Indo mais longe, vale notar que os mais abastados raramente necessitam recorrer a essa categoria de direitos para si mesmos. Violadas, no mais das vezes, são aquelas minorias políticas e sociais dentre a população e que, não bastasse isso, também não contam com vantajosa condição material. De tal modo, pouco ou nada convém às elites investir em uma educação em direitos humanos, formando cidadãos/cidadãs conscientes de suas prerrogativas e tampouco formando profissionais dentre os servidores públicos aptos a não somente resguardar esses direitos bem como promovê-los. Quem se beneficia do status quo pouco se interessa em transformá-lo[i].

Com isso, não se quer dizer que seja absolutamente inócua a ideia de direitos humanos. O entendimento de que o ser humano possui uma dignidade que lhe é intrínseca é por si só um bom começo. Compreender as limitações desse discurso é também fundamental. O pensamento crítico deve permear todas as dimensões de nossa vida social. E, levando-se em conta a habilidade do capitalismo contemporâneo (globalizado) de cooptar as mais diversas iniciativas humanas, mesmo que tenham surgido de resistências à sua própria hegemonia, deve-se sustentar então uma hermenêutica da suspeita também para com os discursos relativos aos direitos da pessoa humana.

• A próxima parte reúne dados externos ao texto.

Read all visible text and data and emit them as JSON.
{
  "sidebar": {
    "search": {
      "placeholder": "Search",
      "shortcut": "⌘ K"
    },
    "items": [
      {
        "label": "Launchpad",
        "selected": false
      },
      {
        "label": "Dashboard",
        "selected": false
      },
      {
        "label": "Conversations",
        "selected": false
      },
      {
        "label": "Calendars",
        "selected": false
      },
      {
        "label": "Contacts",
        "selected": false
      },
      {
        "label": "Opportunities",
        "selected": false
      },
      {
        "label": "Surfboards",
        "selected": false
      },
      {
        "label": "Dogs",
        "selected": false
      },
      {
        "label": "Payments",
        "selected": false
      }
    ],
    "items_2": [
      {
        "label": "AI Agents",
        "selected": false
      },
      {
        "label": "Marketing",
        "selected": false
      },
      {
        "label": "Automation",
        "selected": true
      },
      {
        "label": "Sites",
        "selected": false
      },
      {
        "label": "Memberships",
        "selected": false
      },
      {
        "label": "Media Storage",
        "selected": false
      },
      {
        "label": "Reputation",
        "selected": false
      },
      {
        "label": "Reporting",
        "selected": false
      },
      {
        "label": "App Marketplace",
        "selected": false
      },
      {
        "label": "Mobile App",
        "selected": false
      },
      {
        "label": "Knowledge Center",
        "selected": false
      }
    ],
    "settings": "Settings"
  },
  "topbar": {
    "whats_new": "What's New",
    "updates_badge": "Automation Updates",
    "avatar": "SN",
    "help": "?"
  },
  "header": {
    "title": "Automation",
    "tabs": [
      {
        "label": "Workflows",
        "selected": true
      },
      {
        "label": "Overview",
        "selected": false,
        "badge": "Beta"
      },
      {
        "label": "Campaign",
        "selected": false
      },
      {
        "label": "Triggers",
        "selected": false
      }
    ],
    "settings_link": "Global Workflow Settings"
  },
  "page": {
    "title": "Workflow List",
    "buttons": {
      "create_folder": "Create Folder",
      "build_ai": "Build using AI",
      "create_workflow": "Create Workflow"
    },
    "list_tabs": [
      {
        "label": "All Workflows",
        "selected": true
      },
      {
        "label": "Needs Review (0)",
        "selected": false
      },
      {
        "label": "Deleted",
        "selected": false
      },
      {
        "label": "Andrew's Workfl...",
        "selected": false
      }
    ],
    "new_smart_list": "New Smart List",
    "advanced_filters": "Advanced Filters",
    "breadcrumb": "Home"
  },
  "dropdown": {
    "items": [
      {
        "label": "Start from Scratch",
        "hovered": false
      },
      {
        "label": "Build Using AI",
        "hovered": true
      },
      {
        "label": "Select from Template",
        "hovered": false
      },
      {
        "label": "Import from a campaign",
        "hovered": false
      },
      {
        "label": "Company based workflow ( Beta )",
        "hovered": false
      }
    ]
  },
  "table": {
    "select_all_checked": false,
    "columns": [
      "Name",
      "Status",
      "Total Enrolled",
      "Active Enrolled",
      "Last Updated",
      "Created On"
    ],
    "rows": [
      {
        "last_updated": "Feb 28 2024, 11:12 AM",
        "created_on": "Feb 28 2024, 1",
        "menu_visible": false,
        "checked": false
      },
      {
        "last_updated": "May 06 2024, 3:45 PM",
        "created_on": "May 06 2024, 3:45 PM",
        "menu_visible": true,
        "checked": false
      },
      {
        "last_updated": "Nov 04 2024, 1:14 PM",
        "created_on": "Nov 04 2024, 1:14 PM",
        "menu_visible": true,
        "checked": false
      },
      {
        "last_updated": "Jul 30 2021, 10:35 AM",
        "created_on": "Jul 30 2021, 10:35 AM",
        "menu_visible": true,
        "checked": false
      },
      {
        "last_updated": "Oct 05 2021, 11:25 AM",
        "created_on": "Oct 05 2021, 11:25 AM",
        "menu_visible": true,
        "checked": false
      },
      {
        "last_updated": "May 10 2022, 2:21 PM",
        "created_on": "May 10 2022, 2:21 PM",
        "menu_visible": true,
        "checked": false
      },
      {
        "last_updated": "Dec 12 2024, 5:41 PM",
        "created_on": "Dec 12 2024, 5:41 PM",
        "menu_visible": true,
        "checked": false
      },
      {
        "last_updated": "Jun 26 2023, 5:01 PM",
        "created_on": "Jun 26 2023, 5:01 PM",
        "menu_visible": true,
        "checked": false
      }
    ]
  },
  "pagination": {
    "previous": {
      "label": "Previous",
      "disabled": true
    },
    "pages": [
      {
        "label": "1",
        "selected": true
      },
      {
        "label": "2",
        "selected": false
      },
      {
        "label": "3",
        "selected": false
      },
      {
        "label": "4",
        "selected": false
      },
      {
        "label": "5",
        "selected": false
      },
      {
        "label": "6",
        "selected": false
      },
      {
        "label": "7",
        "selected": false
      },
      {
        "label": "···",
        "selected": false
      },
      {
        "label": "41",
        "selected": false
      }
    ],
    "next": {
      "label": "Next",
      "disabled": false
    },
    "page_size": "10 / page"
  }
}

Evidenciam-se as limitações do discurso dos direitos humanos quando nos deparamos com os percalços encontrados em sua concretização. Em outras palavras, a ausência de uma denúncia clara da atual estrutura sistêmica de nossas sociedades sugere não haver qualquer incompatibilidade entre ela e a defesa e consolidação desses direitos (o que é um problema). Para tanto, faz-se necessário fomentar o estudo e transmissão dos princípios contidos nesta gramática específica de forma pretenciosa, apontando para um horizonte de superação do sistema capitalista.

Neste sentido, Lynn Hunt (2009, p. 19) foi bastante pertinente ao dizer que:

Os direitos humanos só se tornam significativos quando ganham conteúdo político. Não são os direitos de humanos n um estado de natureza: são os direitos de humanos em sociedade. Não são apenas direitos humanos em oposição aos direitos divinos, ou direitos humanos em oposição aos direitos animais: são os direitos de humanos vis-à-vis uns aos outros. São, portanto, direitos garantidos no mundo político secular (mesmo que sejam chamados “sagrados”), e são direitos que requerem uma participação ativa daqueles que os detêm.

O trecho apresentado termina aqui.